Advantage: nobody. This year, all six of the presidential and vice presidential candidates come from the junior class, so this class year advantage does not make an impact. It’s worth noting, though, that Parth Thakker is a social senior (originally class of ’18, now ‘19).
HODP recorded the houses of past UC presidential and vice presidential candidates, and found that a surprisingly high number of them come from just a few houses. For example, Adams has produced 1 presidential candidate and no vice presidential candidates since 2005, and Leverett has produced 1 of each since 2005. But Currier has produced 6 presidential candidates and 4 vice presidential candidates since 2005.
Look closely and you’ll notice that candidates from the Quad houses seem to be much more successful than candidates from the river houses. Since 2005, 50% of presidential candidates from the Quad have won, while only 20% of presidential candidates from the river have won. As for Dudley House, only one presidential candidate since 2005 has run from that house, and he won!
Since 2005, more UC Presidents have come from the Quad than from the River, even though three times as many students live on the River. Again, we have a very small sample here, so we shouldn’t draw too many definitive conclusions from this, but there could potentially be some “quad advantage” going on. On the other hand, we found that only one 1 of the last 12 vice presidential winners came from the Quad — all the rest came from the River!
The hypothetical “Quad advantage” gets even more interesting when you mix in the factor of UC experience. Since 2005, 10 juniors from the Quad with UC experience have run for UC President. Six of those candidates have won. Three of those candidates lost to other juniors from the Quad with UC experience. The tenth candidate got 2nd place to 2013’s joke ticket. In other words:
Qualitatively, this advantage is also plausible. The Quad is well-known as a close-knit community on campus, so Quad residents might be more likely to know and vote for a UC presidential candidate from any of the 3 Quad houses. In addition, HODP has found that the Quad consistently has higher turnout in general UC representative elections. We don’t have data on presidential elections stratified by house, but assuming that these trends hold true, that higher turnout might also explain the “Quad advantage.”
As usual, our sample size is small, and it’s entirely possible that the trend we’ve seen is solely due to chance. Nonetheless, this is an interesting finding.
Advantage: Zhang-Boucher. If there is a “Quad advantage”, it would help the Zhang-Boucher ticket. Zhang hails from Cabot House, while Boucher lives in Mather. That’s the prized Quad-River combo discussed above! The other two tickets have all-River candidates.

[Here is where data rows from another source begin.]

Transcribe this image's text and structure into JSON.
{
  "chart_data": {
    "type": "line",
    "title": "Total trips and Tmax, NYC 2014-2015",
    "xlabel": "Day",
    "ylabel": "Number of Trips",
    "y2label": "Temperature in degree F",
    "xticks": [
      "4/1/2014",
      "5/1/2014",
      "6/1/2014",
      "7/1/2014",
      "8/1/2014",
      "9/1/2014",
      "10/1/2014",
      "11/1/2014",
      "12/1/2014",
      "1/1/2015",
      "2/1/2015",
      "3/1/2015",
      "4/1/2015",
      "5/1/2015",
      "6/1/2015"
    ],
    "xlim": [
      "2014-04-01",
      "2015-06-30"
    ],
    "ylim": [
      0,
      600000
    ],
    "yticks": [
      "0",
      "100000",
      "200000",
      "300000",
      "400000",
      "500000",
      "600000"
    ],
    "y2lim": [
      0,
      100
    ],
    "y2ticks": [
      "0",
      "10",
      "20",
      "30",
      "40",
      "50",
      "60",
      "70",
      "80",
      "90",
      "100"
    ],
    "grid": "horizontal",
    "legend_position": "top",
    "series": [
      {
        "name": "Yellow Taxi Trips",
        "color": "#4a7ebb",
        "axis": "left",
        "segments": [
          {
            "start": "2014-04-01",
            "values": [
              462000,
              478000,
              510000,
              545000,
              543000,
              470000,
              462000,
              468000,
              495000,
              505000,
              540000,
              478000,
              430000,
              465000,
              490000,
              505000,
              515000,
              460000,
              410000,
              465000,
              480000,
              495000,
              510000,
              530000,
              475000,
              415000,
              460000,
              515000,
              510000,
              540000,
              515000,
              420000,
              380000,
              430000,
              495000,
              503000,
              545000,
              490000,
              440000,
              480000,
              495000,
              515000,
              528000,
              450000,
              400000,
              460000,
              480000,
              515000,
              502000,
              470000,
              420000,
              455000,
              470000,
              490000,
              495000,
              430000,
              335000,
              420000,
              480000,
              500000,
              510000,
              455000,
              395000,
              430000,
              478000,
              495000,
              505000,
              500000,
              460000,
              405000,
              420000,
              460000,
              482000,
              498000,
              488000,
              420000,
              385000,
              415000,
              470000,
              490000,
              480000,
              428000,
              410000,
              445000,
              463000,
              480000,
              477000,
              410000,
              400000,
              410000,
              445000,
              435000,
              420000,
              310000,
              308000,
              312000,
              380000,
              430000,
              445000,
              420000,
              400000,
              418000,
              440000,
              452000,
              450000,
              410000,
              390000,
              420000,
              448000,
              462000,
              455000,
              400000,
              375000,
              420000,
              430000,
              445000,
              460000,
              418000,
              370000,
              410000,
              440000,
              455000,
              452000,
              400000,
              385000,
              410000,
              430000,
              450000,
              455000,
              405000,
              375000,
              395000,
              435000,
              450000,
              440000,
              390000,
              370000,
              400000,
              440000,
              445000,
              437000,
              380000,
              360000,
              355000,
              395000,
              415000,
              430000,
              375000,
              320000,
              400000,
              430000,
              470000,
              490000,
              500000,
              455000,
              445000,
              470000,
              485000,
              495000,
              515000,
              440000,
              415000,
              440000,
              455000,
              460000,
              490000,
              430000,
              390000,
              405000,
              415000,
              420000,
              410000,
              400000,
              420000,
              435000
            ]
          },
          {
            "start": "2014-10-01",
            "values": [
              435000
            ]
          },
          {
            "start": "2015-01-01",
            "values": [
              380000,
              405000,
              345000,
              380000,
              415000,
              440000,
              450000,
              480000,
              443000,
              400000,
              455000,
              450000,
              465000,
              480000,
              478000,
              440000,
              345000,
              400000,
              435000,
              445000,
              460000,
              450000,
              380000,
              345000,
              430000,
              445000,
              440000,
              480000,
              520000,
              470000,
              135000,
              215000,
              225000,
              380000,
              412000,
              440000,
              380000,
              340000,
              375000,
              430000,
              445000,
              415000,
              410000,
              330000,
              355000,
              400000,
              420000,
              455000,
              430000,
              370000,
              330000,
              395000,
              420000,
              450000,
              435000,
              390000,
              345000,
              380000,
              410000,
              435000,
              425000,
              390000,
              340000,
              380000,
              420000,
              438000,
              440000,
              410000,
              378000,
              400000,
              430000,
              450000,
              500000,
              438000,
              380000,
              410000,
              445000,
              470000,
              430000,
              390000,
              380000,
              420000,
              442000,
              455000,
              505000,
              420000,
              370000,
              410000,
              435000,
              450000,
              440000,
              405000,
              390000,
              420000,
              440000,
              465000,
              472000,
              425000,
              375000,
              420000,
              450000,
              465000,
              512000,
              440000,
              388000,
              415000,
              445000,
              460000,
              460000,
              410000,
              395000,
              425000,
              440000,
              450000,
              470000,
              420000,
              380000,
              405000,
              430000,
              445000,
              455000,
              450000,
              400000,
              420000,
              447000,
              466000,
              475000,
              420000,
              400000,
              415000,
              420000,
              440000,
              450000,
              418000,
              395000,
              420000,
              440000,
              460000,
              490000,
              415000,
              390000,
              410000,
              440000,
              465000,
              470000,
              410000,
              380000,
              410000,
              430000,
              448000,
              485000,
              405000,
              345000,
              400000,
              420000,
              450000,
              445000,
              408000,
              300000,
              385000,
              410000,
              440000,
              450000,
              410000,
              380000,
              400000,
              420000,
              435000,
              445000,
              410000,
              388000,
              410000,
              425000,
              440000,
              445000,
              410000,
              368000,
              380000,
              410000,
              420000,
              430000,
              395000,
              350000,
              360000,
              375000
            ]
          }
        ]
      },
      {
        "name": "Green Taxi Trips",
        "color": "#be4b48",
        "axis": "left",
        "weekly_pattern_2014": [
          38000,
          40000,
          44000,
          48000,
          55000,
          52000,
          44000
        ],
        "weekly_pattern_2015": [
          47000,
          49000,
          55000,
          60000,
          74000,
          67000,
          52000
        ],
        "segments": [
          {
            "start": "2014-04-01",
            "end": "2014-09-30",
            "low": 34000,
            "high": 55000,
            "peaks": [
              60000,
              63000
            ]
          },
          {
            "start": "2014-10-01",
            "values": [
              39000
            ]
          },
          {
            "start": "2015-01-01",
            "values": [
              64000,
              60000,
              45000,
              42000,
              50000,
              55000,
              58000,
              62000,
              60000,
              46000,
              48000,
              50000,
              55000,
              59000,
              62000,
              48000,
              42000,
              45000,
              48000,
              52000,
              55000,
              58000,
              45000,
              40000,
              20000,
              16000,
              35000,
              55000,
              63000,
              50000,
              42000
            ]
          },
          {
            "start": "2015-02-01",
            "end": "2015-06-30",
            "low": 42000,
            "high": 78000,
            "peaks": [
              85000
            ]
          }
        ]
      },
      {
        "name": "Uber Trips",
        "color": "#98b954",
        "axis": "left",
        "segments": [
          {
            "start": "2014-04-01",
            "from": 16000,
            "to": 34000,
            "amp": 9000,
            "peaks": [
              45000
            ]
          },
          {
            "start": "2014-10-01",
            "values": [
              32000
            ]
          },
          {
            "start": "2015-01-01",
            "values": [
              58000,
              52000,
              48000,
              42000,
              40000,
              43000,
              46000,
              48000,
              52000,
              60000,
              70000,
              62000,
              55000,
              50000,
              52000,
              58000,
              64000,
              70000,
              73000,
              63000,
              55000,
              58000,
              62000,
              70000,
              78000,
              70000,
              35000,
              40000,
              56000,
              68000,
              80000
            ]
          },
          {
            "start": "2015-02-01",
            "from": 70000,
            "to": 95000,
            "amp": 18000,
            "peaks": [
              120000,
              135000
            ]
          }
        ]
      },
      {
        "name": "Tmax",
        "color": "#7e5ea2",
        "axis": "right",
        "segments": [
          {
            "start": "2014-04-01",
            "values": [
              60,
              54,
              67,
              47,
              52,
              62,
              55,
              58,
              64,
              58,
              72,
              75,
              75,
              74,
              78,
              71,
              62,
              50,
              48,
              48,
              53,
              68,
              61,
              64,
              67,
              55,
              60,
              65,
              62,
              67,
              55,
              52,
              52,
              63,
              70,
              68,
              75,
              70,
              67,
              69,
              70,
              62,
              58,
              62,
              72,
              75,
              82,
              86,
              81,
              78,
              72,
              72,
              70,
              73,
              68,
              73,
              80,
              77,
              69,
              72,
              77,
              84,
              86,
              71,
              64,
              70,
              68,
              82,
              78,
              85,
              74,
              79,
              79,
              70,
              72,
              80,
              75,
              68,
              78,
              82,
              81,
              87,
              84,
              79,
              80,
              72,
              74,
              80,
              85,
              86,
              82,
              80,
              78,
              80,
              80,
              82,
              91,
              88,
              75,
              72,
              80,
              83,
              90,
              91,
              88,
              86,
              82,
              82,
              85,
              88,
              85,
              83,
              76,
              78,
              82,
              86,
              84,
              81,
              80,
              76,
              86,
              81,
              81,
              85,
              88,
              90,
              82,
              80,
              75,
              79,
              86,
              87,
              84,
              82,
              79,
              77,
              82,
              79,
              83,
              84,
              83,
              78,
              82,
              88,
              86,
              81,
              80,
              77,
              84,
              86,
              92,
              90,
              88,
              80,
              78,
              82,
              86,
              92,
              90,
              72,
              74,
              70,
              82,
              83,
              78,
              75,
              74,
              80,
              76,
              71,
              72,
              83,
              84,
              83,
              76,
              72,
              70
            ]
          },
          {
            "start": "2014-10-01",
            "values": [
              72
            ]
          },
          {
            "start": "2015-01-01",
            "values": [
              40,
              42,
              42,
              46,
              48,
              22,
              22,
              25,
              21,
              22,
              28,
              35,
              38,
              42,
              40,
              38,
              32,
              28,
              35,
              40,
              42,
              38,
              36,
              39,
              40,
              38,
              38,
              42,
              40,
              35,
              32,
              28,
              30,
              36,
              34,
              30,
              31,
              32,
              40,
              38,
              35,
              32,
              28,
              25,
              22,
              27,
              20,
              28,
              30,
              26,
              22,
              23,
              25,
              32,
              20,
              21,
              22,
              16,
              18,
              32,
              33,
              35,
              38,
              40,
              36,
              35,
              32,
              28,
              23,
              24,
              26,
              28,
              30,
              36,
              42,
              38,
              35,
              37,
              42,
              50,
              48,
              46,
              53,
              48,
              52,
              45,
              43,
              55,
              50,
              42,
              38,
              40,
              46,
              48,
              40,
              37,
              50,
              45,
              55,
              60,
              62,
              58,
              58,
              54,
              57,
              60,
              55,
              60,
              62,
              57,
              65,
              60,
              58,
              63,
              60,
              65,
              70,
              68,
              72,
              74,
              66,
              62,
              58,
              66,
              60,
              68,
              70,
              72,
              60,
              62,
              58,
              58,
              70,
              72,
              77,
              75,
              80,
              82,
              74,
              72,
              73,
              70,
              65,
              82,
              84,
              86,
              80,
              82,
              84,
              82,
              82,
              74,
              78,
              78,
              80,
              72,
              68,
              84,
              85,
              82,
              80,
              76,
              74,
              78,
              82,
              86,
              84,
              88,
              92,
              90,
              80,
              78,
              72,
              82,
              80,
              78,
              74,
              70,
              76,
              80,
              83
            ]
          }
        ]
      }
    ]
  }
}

All in all, our sample is quite small, and past results don’t guarantee future ones. Plus, unexpected things can always happen in elections — if you need a reminder, just remember Trump’s election a year ago!
But, with all the usual caveats, we can observe some general trends from past years that might be helpful in looking at the 2017 presidential election. If you’re champing at the bit to know how this year’s election might go, early speculation based on past results might suggest a slight advantage for Zhang-Boucher. That said, it’s still far too early to make any real predictions.